Dans cette belle présentation de la pensée d'Aristote, moins dans son détail et sa profondeur que dans son amplitude de vue et la cohérence de ses analyses, Sébastien Bassu récapitule de façon concise et ordonnée les différents problèmes auquel s'est confronté le philosophe grec. Il s'efforce de montrer dans tous les domaines qu'il a étudiés comment et pourquoi Aristote, auteur qui a marqué de son empreinte des pans entiers de la réflexion occidentale, formule sa pensée.
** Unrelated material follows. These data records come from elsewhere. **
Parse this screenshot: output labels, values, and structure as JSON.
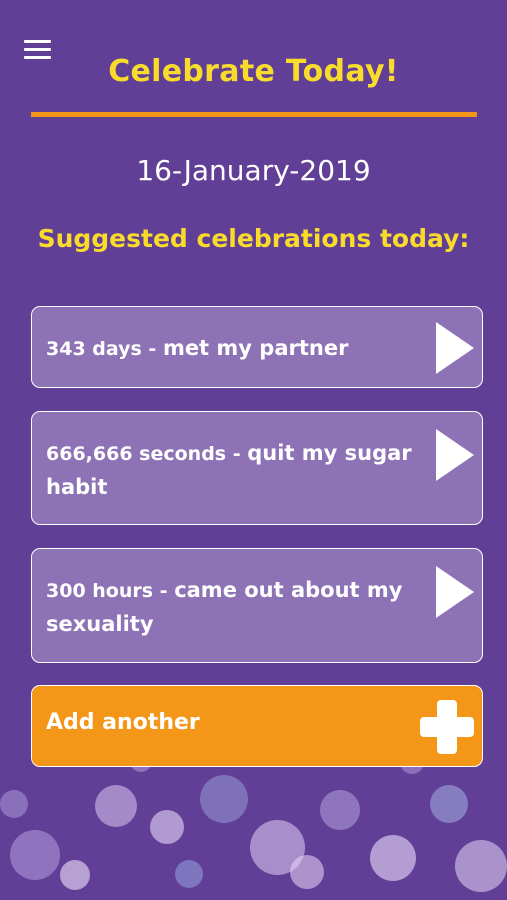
{
  "header": {
    "menu_icon": "hamburger-menu-icon",
    "title": "Celebrate Today!"
  },
  "date": "16-January-2019",
  "subtitle": "Suggested celebrations today:",
  "suggestions": [
    {
      "duration": "343 days - ",
      "description": "met my partner",
      "icon": "play-arrow-icon"
    },
    {
      "duration": "666,666 seconds - ",
      "description": "quit my sugar habit",
      "icon": "play-arrow-icon"
    },
    {
      "duration": "300 hours - ",
      "description": "came out about my sexuality",
      "icon": "play-arrow-icon"
    }
  ],
  "add_button": {
    "label": "Add another",
    "icon": "plus-icon"
  },
  "colors": {
    "background": "#623f96",
    "title_yellow": "#f9dc2b",
    "accent_orange": "#f49719",
    "card_fill": "#8d73b6",
    "text_white": "#ffffff"
  }
}
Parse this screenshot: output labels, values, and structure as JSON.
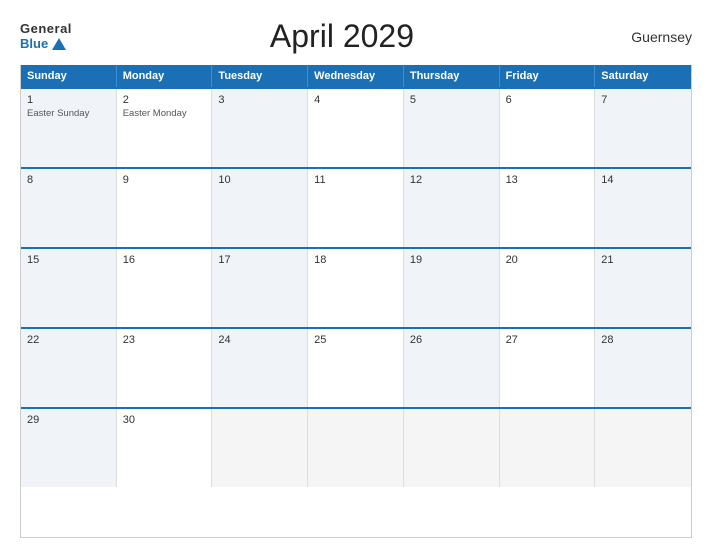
{
  "header": {
    "logo_general": "General",
    "logo_blue": "Blue",
    "title": "April 2029",
    "region": "Guernsey"
  },
  "calendar": {
    "headers": [
      "Sunday",
      "Monday",
      "Tuesday",
      "Wednesday",
      "Thursday",
      "Friday",
      "Saturday"
    ],
    "weeks": [
      [
        {
          "day": "1",
          "holiday": "Easter Sunday",
          "empty": false
        },
        {
          "day": "2",
          "holiday": "Easter Monday",
          "empty": false
        },
        {
          "day": "3",
          "holiday": "",
          "empty": false
        },
        {
          "day": "4",
          "holiday": "",
          "empty": false
        },
        {
          "day": "5",
          "holiday": "",
          "empty": false
        },
        {
          "day": "6",
          "holiday": "",
          "empty": false
        },
        {
          "day": "7",
          "holiday": "",
          "empty": false
        }
      ],
      [
        {
          "day": "8",
          "holiday": "",
          "empty": false
        },
        {
          "day": "9",
          "holiday": "",
          "empty": false
        },
        {
          "day": "10",
          "holiday": "",
          "empty": false
        },
        {
          "day": "11",
          "holiday": "",
          "empty": false
        },
        {
          "day": "12",
          "holiday": "",
          "empty": false
        },
        {
          "day": "13",
          "holiday": "",
          "empty": false
        },
        {
          "day": "14",
          "holiday": "",
          "empty": false
        }
      ],
      [
        {
          "day": "15",
          "holiday": "",
          "empty": false
        },
        {
          "day": "16",
          "holiday": "",
          "empty": false
        },
        {
          "day": "17",
          "holiday": "",
          "empty": false
        },
        {
          "day": "18",
          "holiday": "",
          "empty": false
        },
        {
          "day": "19",
          "holiday": "",
          "empty": false
        },
        {
          "day": "20",
          "holiday": "",
          "empty": false
        },
        {
          "day": "21",
          "holiday": "",
          "empty": false
        }
      ],
      [
        {
          "day": "22",
          "holiday": "",
          "empty": false
        },
        {
          "day": "23",
          "holiday": "",
          "empty": false
        },
        {
          "day": "24",
          "holiday": "",
          "empty": false
        },
        {
          "day": "25",
          "holiday": "",
          "empty": false
        },
        {
          "day": "26",
          "holiday": "",
          "empty": false
        },
        {
          "day": "27",
          "holiday": "",
          "empty": false
        },
        {
          "day": "28",
          "holiday": "",
          "empty": false
        }
      ],
      [
        {
          "day": "29",
          "holiday": "",
          "empty": false
        },
        {
          "day": "30",
          "holiday": "",
          "empty": false
        },
        {
          "day": "",
          "holiday": "",
          "empty": true
        },
        {
          "day": "",
          "holiday": "",
          "empty": true
        },
        {
          "day": "",
          "holiday": "",
          "empty": true
        },
        {
          "day": "",
          "holiday": "",
          "empty": true
        },
        {
          "day": "",
          "holiday": "",
          "empty": true
        }
      ]
    ]
  }
}
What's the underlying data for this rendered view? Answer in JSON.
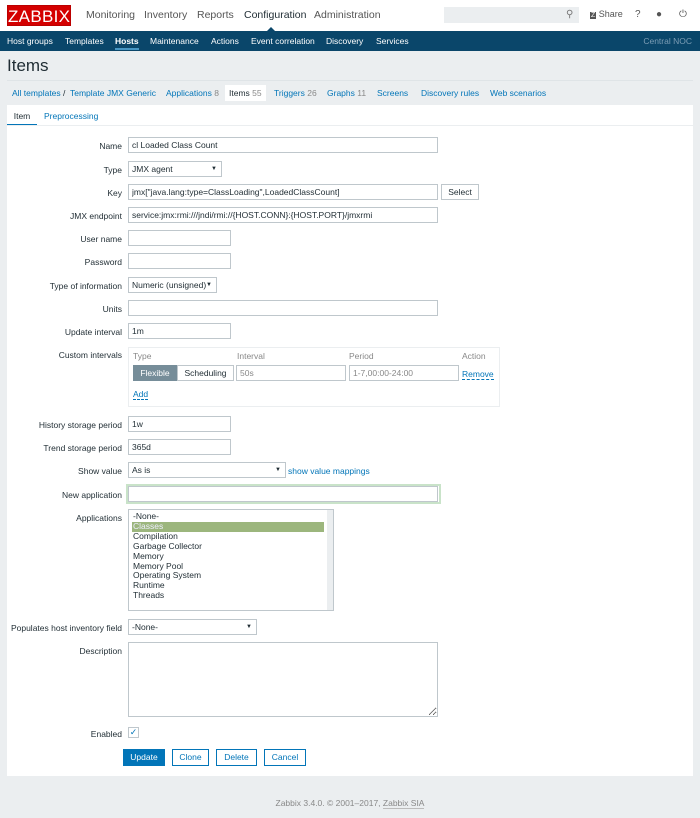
{
  "header": {
    "logo": "ZABBIX",
    "nav": [
      "Monitoring",
      "Inventory",
      "Reports",
      "Configuration",
      "Administration"
    ],
    "share": "Share",
    "help": "?",
    "search_value": ""
  },
  "subnav": {
    "items": [
      "Host groups",
      "Templates",
      "Hosts",
      "Maintenance",
      "Actions",
      "Event correlation",
      "Discovery",
      "Services"
    ],
    "right": "Central NOC"
  },
  "page_title": "Items",
  "breadcrumb": {
    "all": "All templates",
    "sep": "/",
    "template": "Template JMX Generic",
    "tabs": [
      {
        "label": "Applications",
        "count": "8"
      },
      {
        "label": "Items",
        "count": "55"
      },
      {
        "label": "Triggers",
        "count": "26"
      },
      {
        "label": "Graphs",
        "count": "11"
      },
      {
        "label": "Screens",
        "count": ""
      },
      {
        "label": "Discovery rules",
        "count": ""
      },
      {
        "label": "Web scenarios",
        "count": ""
      }
    ]
  },
  "form_tabs": [
    "Item",
    "Preprocessing"
  ],
  "form": {
    "name": {
      "label": "Name",
      "value": "cl Loaded Class Count"
    },
    "type": {
      "label": "Type",
      "value": "JMX agent"
    },
    "key": {
      "label": "Key",
      "value": "jmx[\"java.lang:type=ClassLoading\",LoadedClassCount]",
      "button": "Select"
    },
    "jmx": {
      "label": "JMX endpoint",
      "value": "service:jmx:rmi:///jndi/rmi://{HOST.CONN}:{HOST.PORT}/jmxrmi"
    },
    "user": {
      "label": "User name",
      "value": ""
    },
    "password": {
      "label": "Password",
      "value": ""
    },
    "type_info": {
      "label": "Type of information",
      "value": "Numeric (unsigned)"
    },
    "units": {
      "label": "Units",
      "value": ""
    },
    "update": {
      "label": "Update interval",
      "value": "1m"
    },
    "custom": {
      "label": "Custom intervals",
      "headers": [
        "Type",
        "Interval",
        "Period",
        "Action"
      ],
      "flexible": "Flexible",
      "scheduling": "Scheduling",
      "interval": "50s",
      "period": "1-7,00:00-24:00",
      "remove": "Remove",
      "add": "Add"
    },
    "history": {
      "label": "History storage period",
      "value": "1w"
    },
    "trend": {
      "label": "Trend storage period",
      "value": "365d"
    },
    "show": {
      "label": "Show value",
      "value": "As is",
      "link": "show value mappings"
    },
    "new_app": {
      "label": "New application",
      "value": ""
    },
    "apps": {
      "label": "Applications",
      "options": [
        "-None-",
        "Classes",
        "Compilation",
        "Garbage Collector",
        "Memory",
        "Memory Pool",
        "Operating System",
        "Runtime",
        "Threads"
      ],
      "selected": "Classes"
    },
    "inventory": {
      "label": "Populates host inventory field",
      "value": "-None-"
    },
    "description": {
      "label": "Description",
      "value": ""
    },
    "enabled": {
      "label": "Enabled",
      "checked": true
    }
  },
  "buttons": {
    "update": "Update",
    "clone": "Clone",
    "delete": "Delete",
    "cancel": "Cancel"
  },
  "footer": {
    "text": "Zabbix 3.4.0. © 2001–2017, ",
    "link": "Zabbix SIA"
  },
  "colors": {
    "brand": "#d40000",
    "subnav": "#0a466a",
    "link": "#0275b8",
    "selected": "#9cb67d"
  }
}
La collection « connaître en citations » invite à centrer la présentation d'un auteur sur un thème ou un problème précis, puisqu'il s'agit de comprendre une citation à l'aide de son contexte et des instruments conceptuels et explications nécessaires à sa mise en perspective. Et les citations choisies choisies par Sébastien Bassu articulent, par des explications pertinentes et suffisantes des grands thèmes de la pensée aristotélicienne, connus ou moins connus. L'introduction précise soigneusement la méthode de l'ouvrage , appuie sur l'importance de la citation précise pour pénétrer une pensée  et ouvre à une perspective historique sur le corpus aristotélicien, la biographie du penseur et l'histoire de sa réception en trois étapes habilement résumée, de l'idée traditionnelle d'un corpus unifié et parfaitement systématique, à la position de W. Jaeger défendant l'évolution de la pensée d'Aristote qui cesserait dès lors d'être monolithique, à celle, enfin de P. Aubenque qui souligne les tensions textuelles présentes au sein du corpus et les explique par la méthode d'Aristote consistant à présenter les thèses en vigueur sur certains problèmes et à tenter de les dépasser après avoir mis en évidence leurs limites . Aubenque est ainsi conduit à proposer une lecture d'Aristote qui suit l'ordre de ses recherches plus que l'exposé dogmatique de sa doctrine.

 

Ontologie, métaphysique et logique

Trois grands moments sont identifiés qui rendent compte à la fois de la cohérence du système aristotélicien et de sa progression d'un objet d'étude au suivant : à la question fondamentale de savoir qu'est-ce qui pousse les hommes à se questionner, Aristote répond que c'est l'étonnement. Et cet étonnement conduit à la connaissance qui mène à la sagesse. L'idéal de sagesse peut être atteint par la philosophie, et nécessite donc la philosophie première qui porte sur l'être des choses et la substance. Premièrement, donc, la philosophie s'intéresse à l'être et aux principes qui le gouvernent et gouvernent sa connaissance . Plutôt que de retracer la minutieuse reconstruction de la cohérence de la pensée aristotélicienne, nous choisissons de mettre en lumière certaines analyses précises et sur lesquelles d'autres commentateurs passent souvent trop rapidement.  Ainsi la par exemple, S. Bassu souligne-t-il la dimension affective de l'étonnement, que sinon rien n'expliquerait dans la mesure où la recherche philosophique n'est à rattacher ni à la nécessité biologique de la vie, ni à l'utilité. Par ailleurs, cet étonnement est irréductible à la passivité qui serait celle de la seule surprise ou de l'émerveillement subi, puisqu'il engage activement à comprendre ce qui étonne. De même, la diversité des réflexions sur le syllogisme est souvent laissée de côté ou profit de l'insistance sur l'importance historique du rapport entre logique, nécessité, syllogisme, science et démonstration. L'auteur s'attarde cependant sur la diversité des syllogismes apodictique, dialectique et sophistique, preuve qu'Aristote a saisi dans son amplitude la question du syllogisme. 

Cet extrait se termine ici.